Sunday, February 15, 2009

Marie Therese Burke

I am six years old at my birthday party. My theme is The Lion King, all my napkins and plates either have Simba, Nalla, Timon, Pumbaa, or Musfasa spread across the front. My guests are first grade classmates from my school, Edison Elementary, but there three special additional guests who do not go to school there. My best friend Margo is the first, she attends kindergarten at Hawthorn Elementary and Kelly, my cousin, is also in first grade, but goes to school with Margo at Hawthorn. She and I grew up together, I was really sad when she moved from across the street a couple of months ago. The third guest is a weathered and winkled; she has sweetness in her eye and her denture filed smile is pure and genuine. I’m sitting up on her lap, proud that she is my grandma. She smells flowery as I rest my head against her chest and hug her. She has given me a wiffle ball bat and ball for my birthday. I act as if it is the best present I have opened, even though I hate baseball.
I am eight years old Kelly and I stay back from everyone else in your family. I read a poem from pink and green journal. I had gotten it from a trip I took to Libertyville not too long ago; I did not think I would be back so soon, especially not for this. Soon we repeated the poem as a song, we sing to the grave stone. It has intricate carvings of coco-pellies, moons, suns, and designs on it. My uncle, John, took this job as the most important he has ever had. He created this own mother’s head stone. Kelly and I do not cry because we know she is happy wherever she is and we know she would want us to enjoy life, celebrate her life instead of wallowing in her death.
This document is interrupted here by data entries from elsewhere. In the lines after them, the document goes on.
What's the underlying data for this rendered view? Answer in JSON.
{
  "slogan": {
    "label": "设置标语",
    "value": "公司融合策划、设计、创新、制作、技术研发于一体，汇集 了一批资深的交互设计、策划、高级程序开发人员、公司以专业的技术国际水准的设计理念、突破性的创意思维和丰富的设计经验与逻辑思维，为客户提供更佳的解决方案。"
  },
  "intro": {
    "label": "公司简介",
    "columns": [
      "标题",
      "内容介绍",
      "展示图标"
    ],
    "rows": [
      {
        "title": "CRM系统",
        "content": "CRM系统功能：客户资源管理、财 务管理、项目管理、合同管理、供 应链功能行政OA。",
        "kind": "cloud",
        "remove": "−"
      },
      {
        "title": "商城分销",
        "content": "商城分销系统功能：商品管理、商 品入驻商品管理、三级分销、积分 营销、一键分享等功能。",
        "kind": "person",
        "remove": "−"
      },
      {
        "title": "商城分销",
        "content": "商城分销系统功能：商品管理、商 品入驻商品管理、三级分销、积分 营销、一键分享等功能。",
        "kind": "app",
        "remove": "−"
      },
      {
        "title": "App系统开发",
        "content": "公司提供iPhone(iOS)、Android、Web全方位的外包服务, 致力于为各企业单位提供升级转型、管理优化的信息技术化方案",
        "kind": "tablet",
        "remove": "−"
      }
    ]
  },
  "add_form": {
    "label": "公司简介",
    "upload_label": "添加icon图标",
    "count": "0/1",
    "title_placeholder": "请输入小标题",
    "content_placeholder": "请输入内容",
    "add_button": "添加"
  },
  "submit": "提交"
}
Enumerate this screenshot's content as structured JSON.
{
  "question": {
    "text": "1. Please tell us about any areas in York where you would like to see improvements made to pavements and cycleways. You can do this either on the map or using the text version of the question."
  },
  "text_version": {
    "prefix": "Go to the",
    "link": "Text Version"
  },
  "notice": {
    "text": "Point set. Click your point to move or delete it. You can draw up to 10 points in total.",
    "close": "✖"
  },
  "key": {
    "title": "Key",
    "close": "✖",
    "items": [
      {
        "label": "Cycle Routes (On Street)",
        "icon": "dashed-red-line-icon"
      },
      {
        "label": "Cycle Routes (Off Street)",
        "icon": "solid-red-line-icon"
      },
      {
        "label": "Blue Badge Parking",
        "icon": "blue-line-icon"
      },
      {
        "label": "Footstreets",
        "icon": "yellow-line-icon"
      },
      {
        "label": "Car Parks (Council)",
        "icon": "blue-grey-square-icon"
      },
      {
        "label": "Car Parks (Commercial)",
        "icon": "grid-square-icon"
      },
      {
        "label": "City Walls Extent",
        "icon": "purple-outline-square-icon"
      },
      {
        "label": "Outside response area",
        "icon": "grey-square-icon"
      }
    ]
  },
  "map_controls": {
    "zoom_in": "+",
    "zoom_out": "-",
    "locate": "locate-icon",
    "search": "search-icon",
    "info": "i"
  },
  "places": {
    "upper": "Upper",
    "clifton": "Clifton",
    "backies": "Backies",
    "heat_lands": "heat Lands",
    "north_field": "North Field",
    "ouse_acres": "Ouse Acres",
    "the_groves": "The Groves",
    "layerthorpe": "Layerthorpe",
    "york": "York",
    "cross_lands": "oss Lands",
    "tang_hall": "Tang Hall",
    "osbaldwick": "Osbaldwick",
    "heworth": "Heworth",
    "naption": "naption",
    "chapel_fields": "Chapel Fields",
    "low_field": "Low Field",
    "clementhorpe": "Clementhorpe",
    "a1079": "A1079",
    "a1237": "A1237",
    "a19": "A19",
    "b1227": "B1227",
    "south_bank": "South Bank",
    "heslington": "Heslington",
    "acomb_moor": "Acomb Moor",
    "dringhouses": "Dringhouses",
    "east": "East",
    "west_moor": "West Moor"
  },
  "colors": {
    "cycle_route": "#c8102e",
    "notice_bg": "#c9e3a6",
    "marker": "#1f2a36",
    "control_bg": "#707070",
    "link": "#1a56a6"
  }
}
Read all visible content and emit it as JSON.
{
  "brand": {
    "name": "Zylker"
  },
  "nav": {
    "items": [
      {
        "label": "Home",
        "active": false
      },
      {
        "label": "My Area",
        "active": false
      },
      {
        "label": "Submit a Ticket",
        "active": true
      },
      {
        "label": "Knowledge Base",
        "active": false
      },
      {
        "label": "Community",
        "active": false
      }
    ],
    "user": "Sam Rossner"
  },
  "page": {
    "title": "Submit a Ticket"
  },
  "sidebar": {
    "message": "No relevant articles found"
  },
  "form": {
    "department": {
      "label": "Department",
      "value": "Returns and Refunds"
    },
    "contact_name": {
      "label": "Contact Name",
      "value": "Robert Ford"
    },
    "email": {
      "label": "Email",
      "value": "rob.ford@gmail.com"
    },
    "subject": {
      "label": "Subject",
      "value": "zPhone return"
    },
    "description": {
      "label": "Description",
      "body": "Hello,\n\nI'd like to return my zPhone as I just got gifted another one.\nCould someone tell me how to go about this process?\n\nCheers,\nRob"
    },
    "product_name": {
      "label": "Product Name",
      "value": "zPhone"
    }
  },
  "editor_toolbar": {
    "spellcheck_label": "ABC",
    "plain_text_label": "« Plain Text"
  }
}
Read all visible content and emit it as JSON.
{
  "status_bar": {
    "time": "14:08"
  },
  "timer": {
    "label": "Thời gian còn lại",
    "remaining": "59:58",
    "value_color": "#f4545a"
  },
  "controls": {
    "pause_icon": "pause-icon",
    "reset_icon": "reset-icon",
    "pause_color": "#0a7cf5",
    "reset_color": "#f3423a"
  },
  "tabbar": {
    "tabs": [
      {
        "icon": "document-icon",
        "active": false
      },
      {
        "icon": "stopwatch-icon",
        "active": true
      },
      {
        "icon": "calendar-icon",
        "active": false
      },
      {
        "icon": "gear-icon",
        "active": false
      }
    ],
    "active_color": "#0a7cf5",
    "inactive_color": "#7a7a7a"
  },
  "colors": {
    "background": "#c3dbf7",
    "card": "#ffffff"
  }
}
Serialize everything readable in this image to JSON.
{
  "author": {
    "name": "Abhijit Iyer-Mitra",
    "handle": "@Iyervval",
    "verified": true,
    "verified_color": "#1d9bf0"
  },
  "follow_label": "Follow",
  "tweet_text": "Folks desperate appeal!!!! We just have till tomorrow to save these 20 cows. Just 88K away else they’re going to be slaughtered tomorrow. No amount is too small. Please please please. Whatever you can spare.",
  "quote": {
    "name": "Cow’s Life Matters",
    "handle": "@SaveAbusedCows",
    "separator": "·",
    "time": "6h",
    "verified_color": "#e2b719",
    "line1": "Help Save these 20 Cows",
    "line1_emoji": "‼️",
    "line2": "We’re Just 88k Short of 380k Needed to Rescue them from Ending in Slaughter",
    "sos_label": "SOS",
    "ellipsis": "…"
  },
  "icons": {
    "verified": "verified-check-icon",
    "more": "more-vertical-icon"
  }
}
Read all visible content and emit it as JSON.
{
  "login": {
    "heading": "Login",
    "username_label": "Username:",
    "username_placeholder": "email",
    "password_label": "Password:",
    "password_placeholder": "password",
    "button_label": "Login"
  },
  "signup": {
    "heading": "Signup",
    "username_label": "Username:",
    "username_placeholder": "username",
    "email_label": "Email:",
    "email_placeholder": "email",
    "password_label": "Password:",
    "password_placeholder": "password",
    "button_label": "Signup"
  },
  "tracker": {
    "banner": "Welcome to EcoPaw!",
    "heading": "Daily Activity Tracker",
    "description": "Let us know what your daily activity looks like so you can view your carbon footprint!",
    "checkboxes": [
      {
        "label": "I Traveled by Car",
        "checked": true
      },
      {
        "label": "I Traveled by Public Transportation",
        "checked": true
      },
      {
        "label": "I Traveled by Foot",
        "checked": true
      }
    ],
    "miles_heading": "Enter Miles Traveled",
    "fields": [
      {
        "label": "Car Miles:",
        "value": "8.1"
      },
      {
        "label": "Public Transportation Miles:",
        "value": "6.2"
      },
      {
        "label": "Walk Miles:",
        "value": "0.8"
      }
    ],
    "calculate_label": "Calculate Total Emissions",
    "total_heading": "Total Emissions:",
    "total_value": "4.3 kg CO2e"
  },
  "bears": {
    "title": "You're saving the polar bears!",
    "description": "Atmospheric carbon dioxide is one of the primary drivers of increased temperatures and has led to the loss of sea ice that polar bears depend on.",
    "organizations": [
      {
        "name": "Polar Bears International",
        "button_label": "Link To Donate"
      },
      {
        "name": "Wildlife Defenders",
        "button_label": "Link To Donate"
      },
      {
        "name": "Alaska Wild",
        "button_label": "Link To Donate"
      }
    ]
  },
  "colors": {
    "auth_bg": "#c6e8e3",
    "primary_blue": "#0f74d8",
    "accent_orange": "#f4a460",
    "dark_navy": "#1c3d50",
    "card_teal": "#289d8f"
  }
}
I am nineteen years old sitting in a brightly lit with gold Catholic Church, it is at a missionary in Los Angeles. The pews we sit in are old and weathered, but outside it is warm for a December day. A tall thin women follows girls in gold, she is in a long flowing white dress. Her name is Maureen, my cousin. She is the first of the cousins to get married. The entire family is there to watch this monumental event take place; it is the first time the entire family has been “all” together. We all think about what really brought us here, and we know our grandma, mom, mother-in-law was the one. She brought us together with her love and with what she distilled in all of us. It has been eleven years, longer than I knew her, but on this day that all of us together I miss her. I know she is proud and smiling down on us.